Newspaper and Radio Online
Without doubt the most significant has been the increasing number of radio websites. For sometime I had been puzzled why radio stations had not harnessed the website and offered services to Zambians abroad. Thank fully we no longer have to ask this question. From QFM to Flava FM we are now seeing more and more radio stations take their place on the web. Indeed such is the move in technology that now you can plug your iPhone in the dock and immediately pick Radio Icengelo via Wunderradio. In the future I am sure these radio stations will create their own applications and be able to attract listerners that way.
At this point we should not that one thing has remained stagnant : government owned media. The Times, Daily Mail and ZNBC look like they are stuck in time warp. To say that these websites are pre-historic does not quite convey their poor management. For example, ZNBC radio stations do not even have websites. To some extent these websites are symptomatic of the entire state apparatus : "authoritarian incompetence". Selling these organisations is critical if we are to ensure they are brought in the modern era. It is not right that tax payer funded organisations should always lag behind common developments.
There's another form of radio which is worth mentioning. James Mwape should be commended for initiating a process that now has led to multiple Zambian blog-talk radios. Many Zambians prefer to talk rather than write. Talking is extremely useful because it allows you to discuss ideas in real time. It also offers an opportunity to get Zambian politicians in on discussions. It is hard to get a politician to write a meaningful Op'ed but everyone one loves to get their voice heard! The Blog Talk Radio forums have been particularly instrumental in spurring debate. Many important political players have appeared and discussed issues.
You can found out about future shows by following the leading market players Diaspora Voice and Zambia Blog Talk Radio.

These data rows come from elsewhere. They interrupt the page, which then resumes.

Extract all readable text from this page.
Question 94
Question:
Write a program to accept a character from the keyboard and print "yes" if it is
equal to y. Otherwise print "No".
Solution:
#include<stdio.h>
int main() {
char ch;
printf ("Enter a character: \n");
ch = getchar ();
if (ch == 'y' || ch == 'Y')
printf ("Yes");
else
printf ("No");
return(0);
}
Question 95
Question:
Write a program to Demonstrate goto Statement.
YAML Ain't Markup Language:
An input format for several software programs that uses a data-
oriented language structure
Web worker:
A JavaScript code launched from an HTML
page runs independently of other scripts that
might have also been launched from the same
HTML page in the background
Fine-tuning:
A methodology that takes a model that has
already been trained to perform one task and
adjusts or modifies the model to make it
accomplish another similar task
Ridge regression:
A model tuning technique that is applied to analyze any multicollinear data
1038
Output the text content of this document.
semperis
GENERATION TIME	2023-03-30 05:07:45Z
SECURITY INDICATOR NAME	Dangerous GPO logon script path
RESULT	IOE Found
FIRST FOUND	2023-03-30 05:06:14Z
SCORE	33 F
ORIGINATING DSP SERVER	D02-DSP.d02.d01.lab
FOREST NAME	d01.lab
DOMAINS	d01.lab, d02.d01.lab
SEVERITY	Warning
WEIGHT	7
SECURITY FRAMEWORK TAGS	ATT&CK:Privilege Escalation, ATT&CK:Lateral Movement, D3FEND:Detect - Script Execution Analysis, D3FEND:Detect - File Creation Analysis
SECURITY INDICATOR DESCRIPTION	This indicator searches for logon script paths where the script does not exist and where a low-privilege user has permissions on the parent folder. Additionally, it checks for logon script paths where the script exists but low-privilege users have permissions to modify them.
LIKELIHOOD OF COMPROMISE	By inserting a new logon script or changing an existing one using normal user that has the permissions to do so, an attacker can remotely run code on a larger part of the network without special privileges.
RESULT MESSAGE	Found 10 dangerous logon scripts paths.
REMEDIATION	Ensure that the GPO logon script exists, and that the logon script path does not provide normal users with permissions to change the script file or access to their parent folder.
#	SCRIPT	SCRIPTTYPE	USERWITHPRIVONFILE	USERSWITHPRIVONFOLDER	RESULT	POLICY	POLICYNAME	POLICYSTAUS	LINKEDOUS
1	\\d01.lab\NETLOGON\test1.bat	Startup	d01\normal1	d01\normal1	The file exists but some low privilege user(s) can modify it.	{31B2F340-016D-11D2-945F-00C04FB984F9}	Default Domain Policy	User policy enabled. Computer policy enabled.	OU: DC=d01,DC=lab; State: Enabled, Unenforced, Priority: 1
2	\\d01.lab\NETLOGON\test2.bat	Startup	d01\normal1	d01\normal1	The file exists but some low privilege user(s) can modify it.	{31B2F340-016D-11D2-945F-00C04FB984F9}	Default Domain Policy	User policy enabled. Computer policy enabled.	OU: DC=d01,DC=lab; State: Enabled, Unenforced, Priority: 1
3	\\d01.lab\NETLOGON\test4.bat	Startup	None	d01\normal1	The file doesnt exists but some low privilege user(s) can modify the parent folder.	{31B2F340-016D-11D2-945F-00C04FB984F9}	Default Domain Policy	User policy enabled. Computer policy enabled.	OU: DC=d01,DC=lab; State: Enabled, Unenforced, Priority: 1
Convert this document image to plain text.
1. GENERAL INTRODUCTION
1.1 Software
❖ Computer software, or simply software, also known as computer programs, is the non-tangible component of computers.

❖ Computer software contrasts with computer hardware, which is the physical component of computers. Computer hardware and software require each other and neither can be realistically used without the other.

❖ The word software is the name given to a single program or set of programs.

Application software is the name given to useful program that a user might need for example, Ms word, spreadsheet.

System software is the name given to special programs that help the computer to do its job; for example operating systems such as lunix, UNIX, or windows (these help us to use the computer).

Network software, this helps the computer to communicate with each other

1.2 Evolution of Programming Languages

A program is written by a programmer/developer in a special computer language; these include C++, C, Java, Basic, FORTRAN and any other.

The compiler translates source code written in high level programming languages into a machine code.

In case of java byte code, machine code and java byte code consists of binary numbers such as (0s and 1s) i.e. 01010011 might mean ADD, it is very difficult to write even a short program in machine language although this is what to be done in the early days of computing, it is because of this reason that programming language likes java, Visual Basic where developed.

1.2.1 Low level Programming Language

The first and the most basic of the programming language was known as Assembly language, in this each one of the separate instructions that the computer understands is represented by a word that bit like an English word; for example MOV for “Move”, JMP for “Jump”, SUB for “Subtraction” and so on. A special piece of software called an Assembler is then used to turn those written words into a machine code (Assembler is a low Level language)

Perhaps the most disappointing development in the last three years has been the failure by Government websites to step up to the mark. I remember once when I posted a link to the Energy Regulation Board only to get many emails that the website never worked. I am happy to report that since then it appears to be functioning correctly. Indeed, I have found that non-Executive bodies (e.g. Parliament Online, Zambia Development Agency, and other) generally perform better. The same cannot be said about Government Ministries and their mouth pieces (Daily & Times). These websites are need of much uplift. I would like to think that by our next anniversary, we shall report such progress. Indeed, it is hoped that next year we shall have a more comprehensive Electoral Council of Zambia website with much more live information.
During the 2008 Elections, a temporary website was created called Zambia Elections. This website has now folded. I believe one of the radio stations created the site. It was a great development and was well received. Perhaps in 2011 we shall not only have one, but two or three such sites collecting information independently.